Two additional aspects in the analysis and discussion of Griné et al.’s study is the apparently excessively high number of balloon predilation (87.6%), which may imply non-first intention RA and non-subocclusive/occlusive disease. It would also be interesting to reflect on the low rate of intravascular imaging use, which plays a critical role in determining the severity and distribution of coronary calcification and in the selection of optimal therapeutic modalities for calcium modification during PCI; to guide the intervention, as well as the use of post-dilation (an average of only 68.3%), which may reflect this key point of low imaging usage, especially after RA and stenting.

Moreover, the use of other PCI techniques (e.g.

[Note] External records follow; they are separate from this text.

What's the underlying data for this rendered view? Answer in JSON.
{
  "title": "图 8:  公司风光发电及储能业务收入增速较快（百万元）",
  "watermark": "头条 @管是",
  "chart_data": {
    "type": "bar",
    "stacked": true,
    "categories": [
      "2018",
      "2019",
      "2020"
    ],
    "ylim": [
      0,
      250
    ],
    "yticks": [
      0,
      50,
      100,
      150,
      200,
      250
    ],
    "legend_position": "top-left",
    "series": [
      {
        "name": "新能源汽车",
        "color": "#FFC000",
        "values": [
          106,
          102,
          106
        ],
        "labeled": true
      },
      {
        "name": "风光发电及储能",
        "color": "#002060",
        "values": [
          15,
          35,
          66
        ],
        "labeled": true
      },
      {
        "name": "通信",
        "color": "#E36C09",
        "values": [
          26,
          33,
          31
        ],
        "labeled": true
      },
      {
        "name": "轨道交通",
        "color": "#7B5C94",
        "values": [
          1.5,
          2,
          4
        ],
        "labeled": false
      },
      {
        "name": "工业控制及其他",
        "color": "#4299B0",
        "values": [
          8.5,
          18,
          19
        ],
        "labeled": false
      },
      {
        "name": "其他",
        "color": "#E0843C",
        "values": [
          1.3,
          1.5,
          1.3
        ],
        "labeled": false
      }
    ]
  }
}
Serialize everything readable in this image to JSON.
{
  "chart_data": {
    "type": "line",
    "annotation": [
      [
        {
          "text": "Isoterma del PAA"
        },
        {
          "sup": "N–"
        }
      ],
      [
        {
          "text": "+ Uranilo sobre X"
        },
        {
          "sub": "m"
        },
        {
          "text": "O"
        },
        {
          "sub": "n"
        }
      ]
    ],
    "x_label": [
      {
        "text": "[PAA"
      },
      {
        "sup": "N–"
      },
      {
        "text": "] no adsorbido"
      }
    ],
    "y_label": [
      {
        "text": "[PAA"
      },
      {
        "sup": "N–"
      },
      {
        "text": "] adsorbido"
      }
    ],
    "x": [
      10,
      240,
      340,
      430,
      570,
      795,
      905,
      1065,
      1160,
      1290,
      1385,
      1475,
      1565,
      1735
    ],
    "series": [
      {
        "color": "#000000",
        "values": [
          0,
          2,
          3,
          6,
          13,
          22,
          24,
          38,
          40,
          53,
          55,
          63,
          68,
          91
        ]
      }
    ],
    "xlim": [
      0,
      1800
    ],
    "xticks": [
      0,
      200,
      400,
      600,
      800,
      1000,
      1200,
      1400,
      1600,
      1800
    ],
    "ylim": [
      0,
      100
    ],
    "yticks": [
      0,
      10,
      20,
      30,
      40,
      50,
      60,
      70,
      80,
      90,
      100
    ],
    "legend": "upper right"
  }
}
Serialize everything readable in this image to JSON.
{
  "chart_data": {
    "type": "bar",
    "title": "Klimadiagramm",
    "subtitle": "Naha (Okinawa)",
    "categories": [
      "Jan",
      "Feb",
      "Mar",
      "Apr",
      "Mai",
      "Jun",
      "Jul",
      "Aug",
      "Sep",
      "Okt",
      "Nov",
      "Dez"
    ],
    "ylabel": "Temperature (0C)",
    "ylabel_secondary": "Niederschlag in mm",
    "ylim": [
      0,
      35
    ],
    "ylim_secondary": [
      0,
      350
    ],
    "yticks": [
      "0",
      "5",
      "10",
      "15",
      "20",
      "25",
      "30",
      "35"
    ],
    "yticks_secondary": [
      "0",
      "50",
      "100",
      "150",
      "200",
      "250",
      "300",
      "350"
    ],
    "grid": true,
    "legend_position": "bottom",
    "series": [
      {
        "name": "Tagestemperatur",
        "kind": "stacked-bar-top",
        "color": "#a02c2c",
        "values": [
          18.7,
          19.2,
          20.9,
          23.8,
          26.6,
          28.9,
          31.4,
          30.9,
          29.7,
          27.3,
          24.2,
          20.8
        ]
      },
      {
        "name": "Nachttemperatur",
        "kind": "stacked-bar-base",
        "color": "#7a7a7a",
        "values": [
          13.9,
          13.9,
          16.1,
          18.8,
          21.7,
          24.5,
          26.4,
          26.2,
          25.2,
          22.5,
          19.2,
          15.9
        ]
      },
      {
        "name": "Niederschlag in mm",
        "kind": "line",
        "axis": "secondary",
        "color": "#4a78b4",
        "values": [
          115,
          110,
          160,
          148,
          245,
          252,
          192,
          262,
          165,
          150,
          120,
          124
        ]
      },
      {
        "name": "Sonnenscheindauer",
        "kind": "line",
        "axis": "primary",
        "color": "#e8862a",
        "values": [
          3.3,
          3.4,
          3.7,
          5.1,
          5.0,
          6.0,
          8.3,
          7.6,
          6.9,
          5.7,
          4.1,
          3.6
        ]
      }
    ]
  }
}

IVL, OA and calcium modifier ballons) in the approach to calcified disease may have been used but have not been described. This is of importance, since combined (sequential) use of ablative technologies (RA or OA) followed by IVL appears to be most common practice nowadays, and algorithms for calcium evaluation and modification during the course of coronary revascularization, which incorporates multiple modalities have been provided based on calcification distribution (arch, length, thickness, index volume, nodules), assessed by intracoronary imaging and the technical characteristics of the arsenal of available devices.7

The most severe and diffusely calcified vessels may be best addressed through the sequential use of two or more calcium-modifying technologies to optimize stent expansion and minimal section area, which are key determinants of post-PCI clinical outcomes.8 Following approval, coronary IVL use rapidly increased, while utilization of RA and OA declined. The combined use of atherectomy plus IVL is now greatest for RA.

Unfortunately, the few randomized, comparative studies of calcium-modifying technologies are underpowered to assess meaningful clinical outcomes.9 Studies available to date suggest that after RA, cutting balloon dilatation offers no benefit compared with noncompliant balloon dilatation with respect to subsequent MSA.10 Similarly, smaller comparative mechanistic studies using systematic intravascular imaging suggest that a single 1.5 mm RA burr may have greater atheroablative impact than OA.11

Finally, it would be noteworthy to undertake a national multicenter study, combining the experience from other high-volume centers, to carry out a more comprehensive analysis that better reflects the national reality in the treatment of coronary artery disease calcified by PCI.